When McInnes left St Johnstone in October to make his move south of the border to Bristol City, Morris stepped into his mentor's shoes to work as an assistant to caretaker boss Alec Cleland.
He returned to the playing field following the permanent appointment of Steve Lomas, but it was not long before McInnes coaxed him back in to the English game.
"Although I had no plans of when, or who to, I did always plan to come back down south," said Morris.
"It was a big decision but it was an easy one.
"Before linking up with Derek I'd had a couple of really bad years - a lot of knocks and a lot of down time.
"It's nice to have the ups again in the last four years. I'll be looking to get that again here."
Morris will make his comeback to the Championship on Saturday, but the ever-confident midfielder appears to have no qualms at making his return.

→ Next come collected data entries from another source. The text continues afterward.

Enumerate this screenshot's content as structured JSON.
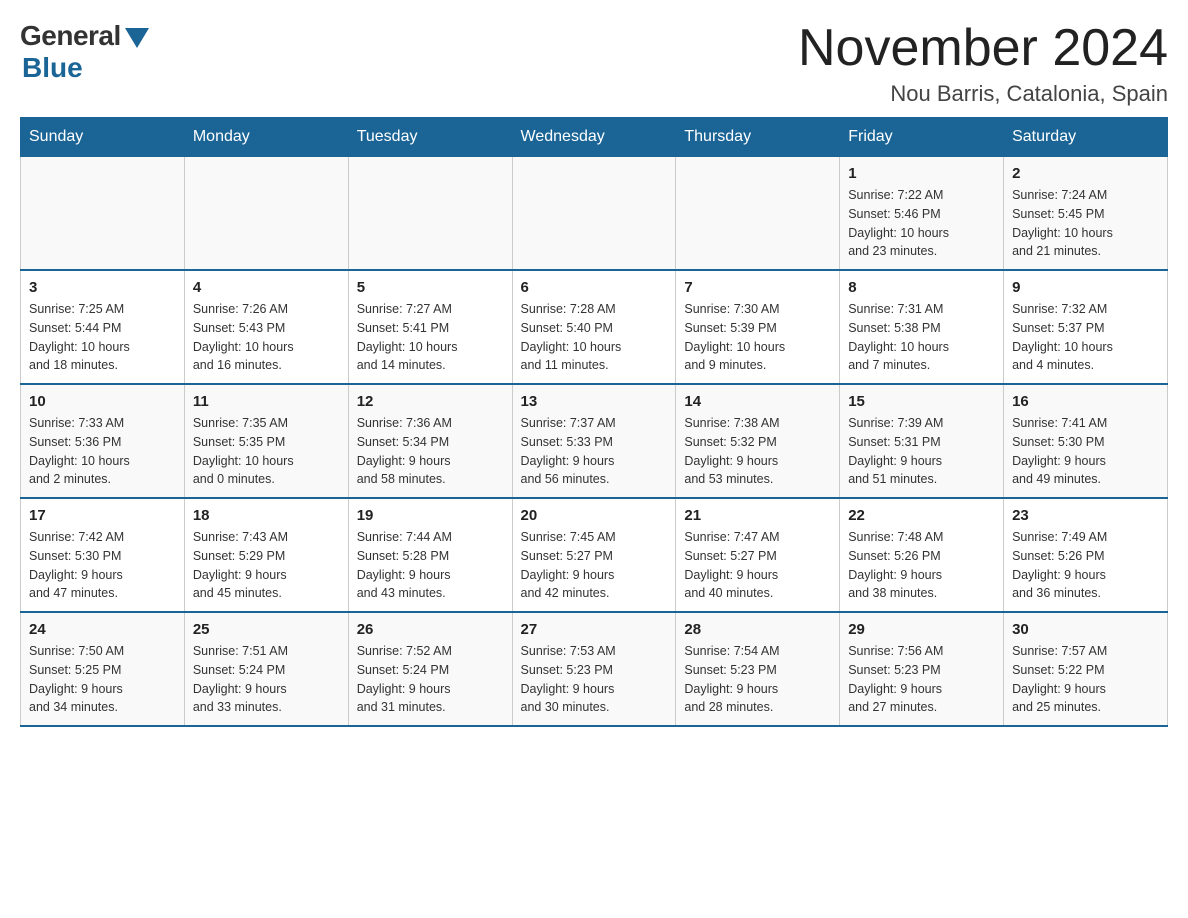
{
  "logo": {
    "general": "General",
    "blue": "Blue"
  },
  "title": "November 2024",
  "location": "Nou Barris, Catalonia, Spain",
  "weekdays": [
    "Sunday",
    "Monday",
    "Tuesday",
    "Wednesday",
    "Thursday",
    "Friday",
    "Saturday"
  ],
  "weeks": [
    [
      {
        "day": "",
        "info": ""
      },
      {
        "day": "",
        "info": ""
      },
      {
        "day": "",
        "info": ""
      },
      {
        "day": "",
        "info": ""
      },
      {
        "day": "",
        "info": ""
      },
      {
        "day": "1",
        "info": "Sunrise: 7:22 AM\nSunset: 5:46 PM\nDaylight: 10 hours\nand 23 minutes."
      },
      {
        "day": "2",
        "info": "Sunrise: 7:24 AM\nSunset: 5:45 PM\nDaylight: 10 hours\nand 21 minutes."
      }
    ],
    [
      {
        "day": "3",
        "info": "Sunrise: 7:25 AM\nSunset: 5:44 PM\nDaylight: 10 hours\nand 18 minutes."
      },
      {
        "day": "4",
        "info": "Sunrise: 7:26 AM\nSunset: 5:43 PM\nDaylight: 10 hours\nand 16 minutes."
      },
      {
        "day": "5",
        "info": "Sunrise: 7:27 AM\nSunset: 5:41 PM\nDaylight: 10 hours\nand 14 minutes."
      },
      {
        "day": "6",
        "info": "Sunrise: 7:28 AM\nSunset: 5:40 PM\nDaylight: 10 hours\nand 11 minutes."
      },
      {
        "day": "7",
        "info": "Sunrise: 7:30 AM\nSunset: 5:39 PM\nDaylight: 10 hours\nand 9 minutes."
      },
      {
        "day": "8",
        "info": "Sunrise: 7:31 AM\nSunset: 5:38 PM\nDaylight: 10 hours\nand 7 minutes."
      },
      {
        "day": "9",
        "info": "Sunrise: 7:32 AM\nSunset: 5:37 PM\nDaylight: 10 hours\nand 4 minutes."
      }
    ],
    [
      {
        "day": "10",
        "info": "Sunrise: 7:33 AM\nSunset: 5:36 PM\nDaylight: 10 hours\nand 2 minutes."
      },
      {
        "day": "11",
        "info": "Sunrise: 7:35 AM\nSunset: 5:35 PM\nDaylight: 10 hours\nand 0 minutes."
      },
      {
        "day": "12",
        "info": "Sunrise: 7:36 AM\nSunset: 5:34 PM\nDaylight: 9 hours\nand 58 minutes."
      },
      {
        "day": "13",
        "info": "Sunrise: 7:37 AM\nSunset: 5:33 PM\nDaylight: 9 hours\nand 56 minutes."
      },
      {
        "day": "14",
        "info": "Sunrise: 7:38 AM\nSunset: 5:32 PM\nDaylight: 9 hours\nand 53 minutes."
      },
      {
        "day": "15",
        "info": "Sunrise: 7:39 AM\nSunset: 5:31 PM\nDaylight: 9 hours\nand 51 minutes."
      },
      {
        "day": "16",
        "info": "Sunrise: 7:41 AM\nSunset: 5:30 PM\nDaylight: 9 hours\nand 49 minutes."
      }
    ],
    [
      {
        "day": "17",
        "info": "Sunrise: 7:42 AM\nSunset: 5:30 PM\nDaylight: 9 hours\nand 47 minutes."
      },
      {
        "day": "18",
        "info": "Sunrise: 7:43 AM\nSunset: 5:29 PM\nDaylight: 9 hours\nand 45 minutes."
      },
      {
        "day": "19",
        "info": "Sunrise: 7:44 AM\nSunset: 5:28 PM\nDaylight: 9 hours\nand 43 minutes."
      },
      {
        "day": "20",
        "info": "Sunrise: 7:45 AM\nSunset: 5:27 PM\nDaylight: 9 hours\nand 42 minutes."
      },
      {
        "day": "21",
        "info": "Sunrise: 7:47 AM\nSunset: 5:27 PM\nDaylight: 9 hours\nand 40 minutes."
      },
      {
        "day": "22",
        "info": "Sunrise: 7:48 AM\nSunset: 5:26 PM\nDaylight: 9 hours\nand 38 minutes."
      },
      {
        "day": "23",
        "info": "Sunrise: 7:49 AM\nSunset: 5:26 PM\nDaylight: 9 hours\nand 36 minutes."
      }
    ],
    [
      {
        "day": "24",
        "info": "Sunrise: 7:50 AM\nSunset: 5:25 PM\nDaylight: 9 hours\nand 34 minutes."
      },
      {
        "day": "25",
        "info": "Sunrise: 7:51 AM\nSunset: 5:24 PM\nDaylight: 9 hours\nand 33 minutes."
      },
      {
        "day": "26",
        "info": "Sunrise: 7:52 AM\nSunset: 5:24 PM\nDaylight: 9 hours\nand 31 minutes."
      },
      {
        "day": "27",
        "info": "Sunrise: 7:53 AM\nSunset: 5:23 PM\nDaylight: 9 hours\nand 30 minutes."
      },
      {
        "day": "28",
        "info": "Sunrise: 7:54 AM\nSunset: 5:23 PM\nDaylight: 9 hours\nand 28 minutes."
      },
      {
        "day": "29",
        "info": "Sunrise: 7:56 AM\nSunset: 5:23 PM\nDaylight: 9 hours\nand 27 minutes."
      },
      {
        "day": "30",
        "info": "Sunrise: 7:57 AM\nSunset: 5:22 PM\nDaylight: 9 hours\nand 25 minutes."
      }
    ]
  ]
}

"Although I'd been out of the English game for four years, I've never doubted my ability.
"I've definitely got a few more years left in me. Luckily, I was never one of the quickest - even when I was 17.
"I'm only 33 and live my life a lot better than I did. I'm even fitter now than I was 10 years ago."
The difference in Morris is clear to see when asked about the main concerns of returning to England:
"The kids' accents are going to take a funny old change," he added.
"They've got Scottish accents at the moment so add a bit of Bristolian to them and God knows what will come out."